Metastable Phases / Precipitates
Most important precipitates that form during aging treatments and casting of aluminum alloys are metastable, except for a few such as Al3Sc and Al3Er (both modeled as AL3X). This example uses the TCS Al-based Alloy Database (TCAL).
Figure 1: Calculated Al-Cu (Al) solvus curves equilibrated with θ, Ω, θ', θ'' (or GPII zones) and GPI zones, respectively. A metastable miscibility gap of fcc_A1 is shown. The GPI zones are modeled as the second composition set of fcc_A1, i.e. fcc_A1#2. It is assumed that experimentally observed GPI zones are usually tiny (say < 3 nm), so the interfacial and elastic energy are considered. The line for GPI zones is calculated with adding +800 J/mole-atoms to the energy of fcc_A1#2 [2014Che].

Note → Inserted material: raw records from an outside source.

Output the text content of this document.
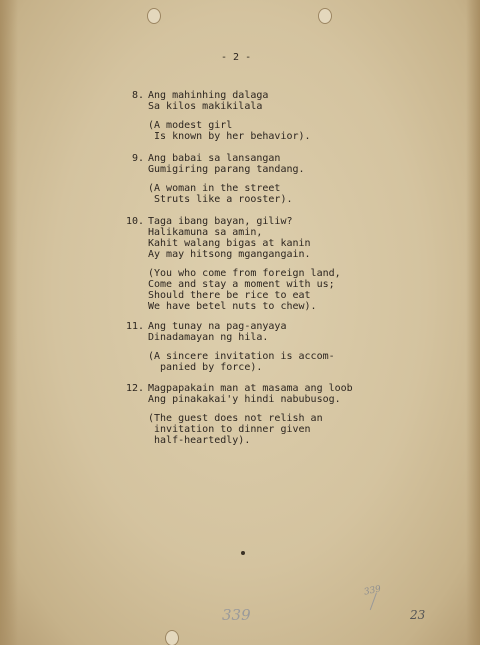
- 2 -
8. Ang mahinhing dalaga
Sa kilos makikilala
(A modest girl
Is known by her behavior).
9. Ang babai sa lansangan
Gumigiring parang tandang.
(A woman in the street
Struts like a rooster).
10. Taga ibang bayan, giliw?
Halikamuna sa amin,
Kahit walang bigas at kanin
Ay may hitsong mgangangain.
(You who come from foreign land,
Come and stay a moment with us;
Should there be rice to eat
We have betel nuts to chew).
11. Ang tunay na pag-anyaya
Dinadamayan ng hila.
(A sincere invitation is accom-
panied by force).
12. Magpapakain man at masama ang loob
Ang pinakakai'y hindi nabubusog.
(The guest does not relish an
invitation to dinner given
half-heartedly).
339
339
23
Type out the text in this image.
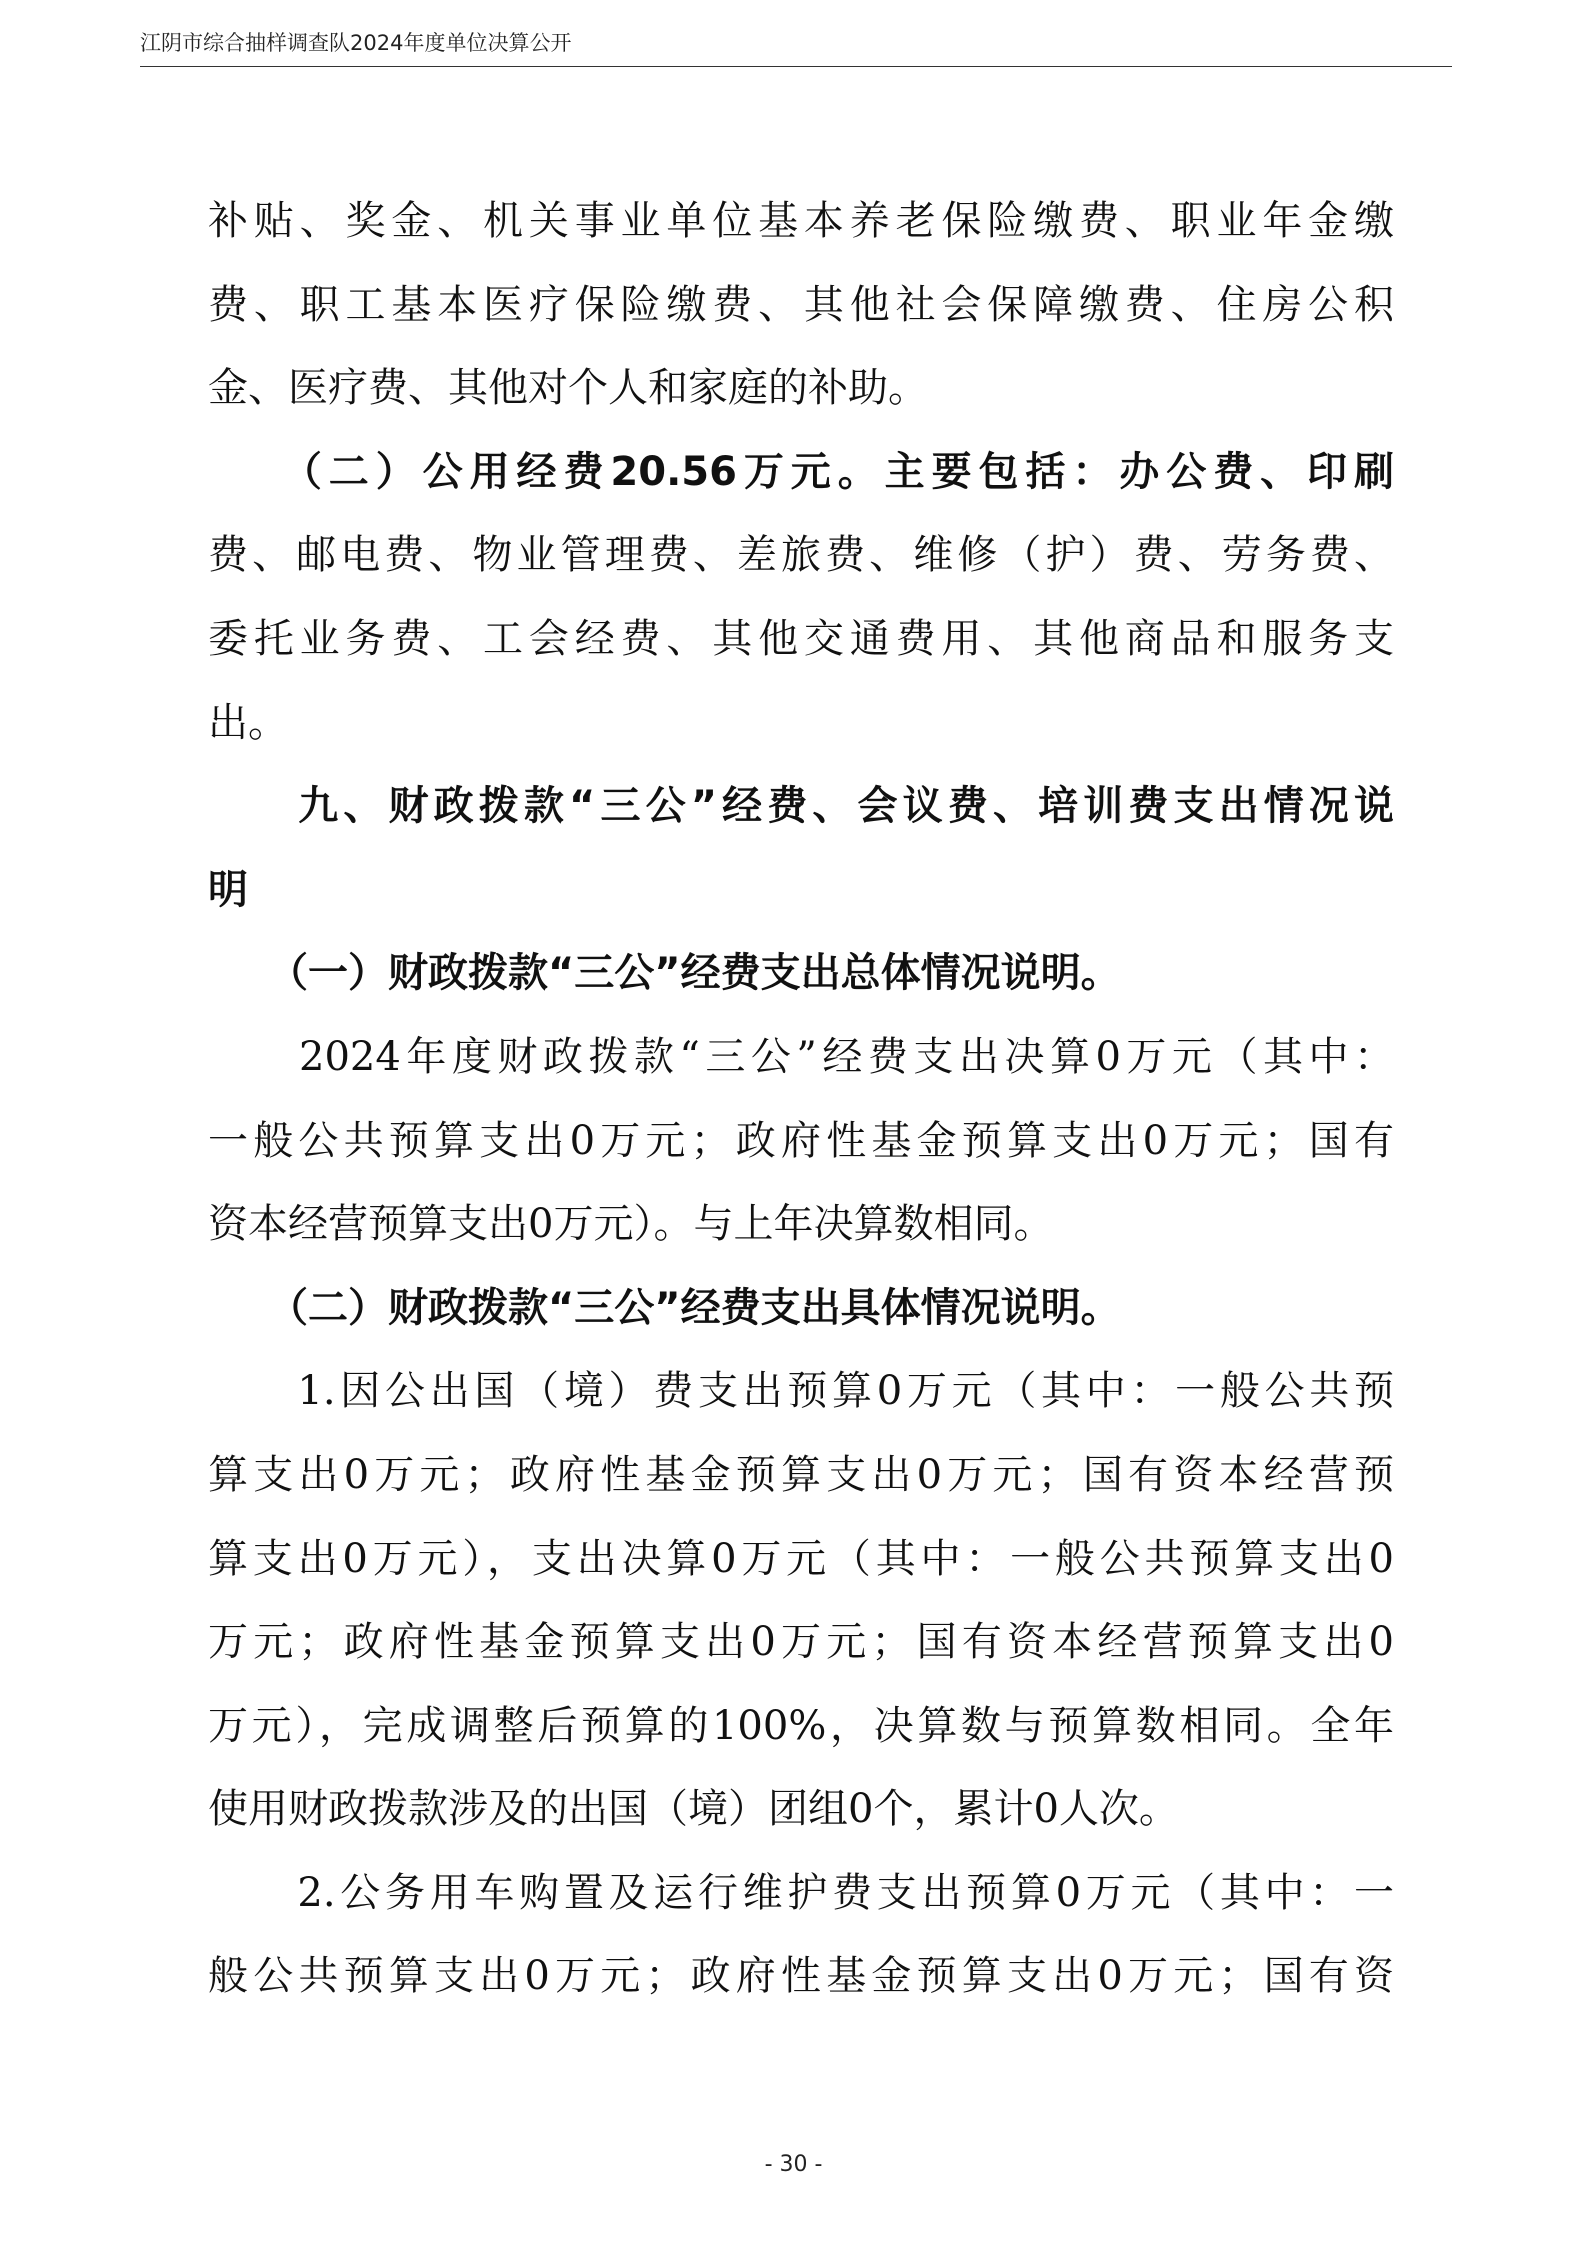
江阴市综合抽样调查队2024年度单位决算公开
补贴、奖金、机关事业单位基本养老保险缴费、职业年金缴
费、职工基本医疗保险缴费、其他社会保障缴费、住房公积
金、医疗费、其他对个人和家庭的补助。
　　（二）公用经费20.56万元。主要包括：办公费、印刷
费、邮电费、物业管理费、差旅费、维修（护）费、劳务费、
委托业务费、工会经费、其他交通费用、其他商品和服务支
出。
　　九、财政拨款“三公”经费、会议费、培训费支出情况说
明
　　（一）财政拨款“三公”经费支出总体情况说明。
　　2024年度财政拨款“三公”经费支出决算0万元（其中：
一般公共预算支出0万元；政府性基金预算支出0万元；国有
资本经营预算支出0万元）。与上年决算数相同。
　　（二）财政拨款“三公”经费支出具体情况说明。
　　1.因公出国（境）费支出预算0万元（其中：一般公共预
算支出0万元；政府性基金预算支出0万元；国有资本经营预
算支出0万元），支出决算0万元（其中：一般公共预算支出0
万元；政府性基金预算支出0万元；国有资本经营预算支出0
万元），完成调整后预算的100%，决算数与预算数相同。全年
使用财政拨款涉及的出国（境）团组0个，累计0人次。
　　2.公务用车购置及运行维护费支出预算0万元（其中：一
般公共预算支出0万元；政府性基金预算支出0万元；国有资
- 30 -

Figure 2: Calculated fcc_A1 solvi in alloys at 0.73 at.% Si and varying Mg content, relative to different Al-Mg-Si precipitates, including the stable β-Mg2Si phase, pre-β precipitates (β', U1, U2 and B')and the pre-β' precipitate, i.e. β''. The symbols indicate certain precipitates have been experimentally observed in alloys of given compositions and aged at given temperatures [2014Che].
Reference
[2014Che] H.-L. Chen, Thermodynamic modeling of metastable precipitate phases in Al-Cu, Al-Fe, Al-Mg-Si, and Al-Mg-Zn based alloys (Stockholm, Sweden, 2014), unpublished work.